# need help with limit, just a refresher

• Sep 22nd 2009, 11:58 AM
ffxwolf
need help with limit, just a refresher
Prove that the stated limit is correct by finding a number d (delta) in terms of E (is an element of) such that
|f(x) - L| < E whenever |x - c|< d:

lim (4x - 1) = 11
x -> 3
• Sep 22nd 2009, 12:28 PM
redsoxfan325
Quote:

Originally Posted by ffxwolf
Prove that the stated limit is correct by finding a number d (delta) in terms of E (is an element of) such that
|f(x) - L| < E whenever |x - c|< d:

lim (4x - 1) = 11
x -> 3

You want to find $\delta$ such that $|x-3|<\delta \implies |(4x-1)-11|<\epsilon$.

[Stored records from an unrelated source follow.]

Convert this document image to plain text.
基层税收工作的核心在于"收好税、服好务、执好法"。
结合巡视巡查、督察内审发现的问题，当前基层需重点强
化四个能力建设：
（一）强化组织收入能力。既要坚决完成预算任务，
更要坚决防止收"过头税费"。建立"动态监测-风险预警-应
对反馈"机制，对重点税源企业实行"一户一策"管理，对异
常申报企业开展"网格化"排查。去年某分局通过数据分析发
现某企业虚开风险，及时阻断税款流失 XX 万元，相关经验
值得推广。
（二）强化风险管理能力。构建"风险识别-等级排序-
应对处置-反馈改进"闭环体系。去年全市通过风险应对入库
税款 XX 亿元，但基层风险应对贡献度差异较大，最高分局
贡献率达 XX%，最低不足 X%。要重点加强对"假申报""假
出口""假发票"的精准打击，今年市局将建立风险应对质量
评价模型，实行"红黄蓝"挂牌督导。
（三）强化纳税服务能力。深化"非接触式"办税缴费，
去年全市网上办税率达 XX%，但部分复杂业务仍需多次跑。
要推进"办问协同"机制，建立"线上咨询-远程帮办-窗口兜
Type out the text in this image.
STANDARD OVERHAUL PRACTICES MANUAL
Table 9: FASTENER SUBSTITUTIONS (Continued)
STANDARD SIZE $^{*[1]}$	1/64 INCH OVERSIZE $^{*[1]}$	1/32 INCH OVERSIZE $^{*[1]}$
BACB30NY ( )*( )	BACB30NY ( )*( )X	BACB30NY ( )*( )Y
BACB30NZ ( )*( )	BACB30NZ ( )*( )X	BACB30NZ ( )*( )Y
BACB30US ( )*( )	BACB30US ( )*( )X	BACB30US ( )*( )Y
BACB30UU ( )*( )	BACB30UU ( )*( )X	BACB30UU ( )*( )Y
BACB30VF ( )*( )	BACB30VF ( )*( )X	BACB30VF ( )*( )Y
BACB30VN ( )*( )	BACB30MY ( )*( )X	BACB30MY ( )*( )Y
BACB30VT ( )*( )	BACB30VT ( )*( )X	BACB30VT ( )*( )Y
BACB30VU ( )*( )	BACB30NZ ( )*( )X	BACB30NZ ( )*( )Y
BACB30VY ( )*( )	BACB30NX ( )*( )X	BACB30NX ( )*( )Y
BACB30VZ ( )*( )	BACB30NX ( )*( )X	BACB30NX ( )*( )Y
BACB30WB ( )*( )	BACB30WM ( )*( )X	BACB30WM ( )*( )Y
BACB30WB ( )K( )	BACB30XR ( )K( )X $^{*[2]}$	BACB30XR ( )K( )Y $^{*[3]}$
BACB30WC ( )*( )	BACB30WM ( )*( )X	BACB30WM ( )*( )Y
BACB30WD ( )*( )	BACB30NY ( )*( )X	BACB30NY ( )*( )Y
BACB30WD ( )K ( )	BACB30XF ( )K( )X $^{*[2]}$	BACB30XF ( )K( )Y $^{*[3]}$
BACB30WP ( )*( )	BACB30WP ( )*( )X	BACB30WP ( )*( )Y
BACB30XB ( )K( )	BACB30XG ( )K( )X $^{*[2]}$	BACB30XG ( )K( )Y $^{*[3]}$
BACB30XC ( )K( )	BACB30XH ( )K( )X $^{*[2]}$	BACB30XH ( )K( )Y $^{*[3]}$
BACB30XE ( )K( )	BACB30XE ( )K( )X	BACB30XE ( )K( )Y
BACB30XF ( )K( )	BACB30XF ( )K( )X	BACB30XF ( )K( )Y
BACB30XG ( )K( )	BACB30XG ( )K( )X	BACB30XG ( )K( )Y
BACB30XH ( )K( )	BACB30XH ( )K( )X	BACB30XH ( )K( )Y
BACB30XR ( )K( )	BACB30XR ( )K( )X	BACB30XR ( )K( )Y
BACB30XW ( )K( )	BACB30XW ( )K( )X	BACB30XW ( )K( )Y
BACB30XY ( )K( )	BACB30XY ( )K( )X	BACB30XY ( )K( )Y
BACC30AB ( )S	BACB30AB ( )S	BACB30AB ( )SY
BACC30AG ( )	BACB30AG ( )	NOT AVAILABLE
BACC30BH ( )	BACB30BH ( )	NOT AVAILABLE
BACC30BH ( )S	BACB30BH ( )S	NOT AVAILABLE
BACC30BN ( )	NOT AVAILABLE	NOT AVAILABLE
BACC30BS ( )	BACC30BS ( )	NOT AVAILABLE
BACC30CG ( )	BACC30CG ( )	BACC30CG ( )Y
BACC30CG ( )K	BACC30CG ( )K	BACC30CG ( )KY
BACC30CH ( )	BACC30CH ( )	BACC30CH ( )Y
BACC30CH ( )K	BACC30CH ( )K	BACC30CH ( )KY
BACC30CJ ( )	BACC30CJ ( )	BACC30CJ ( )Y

Choose $\delta=\frac{\epsilon}{4}$.

Thus when $|x-3|<\delta$, we have that $|(4x-1)-11|=|4x-12|=4|x-3|<4\delta=\frac{4\epsilon}{4}=\epsilon$
• Sep 22nd 2009, 12:43 PM
ffxwolf
Thank you for your response, I just don't understand why delta = epsilon/4
• Sep 22nd 2009, 12:53 PM
redsoxfan325
Quote:

Originally Posted by ffxwolf
Thank you for your response, I just don't understand why delta = epsilon/4

If you don't know what $\delta$ is, you can solve for it.

Whatever $\delta$ is you know that $|x-3|<\delta$.

So, work with what you have. You ultimately want $|(4x-1)-11|<\epsilon$.

So, similar to before,

$|(4x-1)-11|=|4x-12|=4|x-3|<4\delta$.

Now you want $4\delta$ to be equal to $\epsilon$, so you just solve for it.

$4\delta=\epsilon\implies \delta=\frac{\epsilon}{4}$
• Sep 22nd 2009, 12:58 PM
ffxwolf
Okay, I see it now. Thanks (Nod)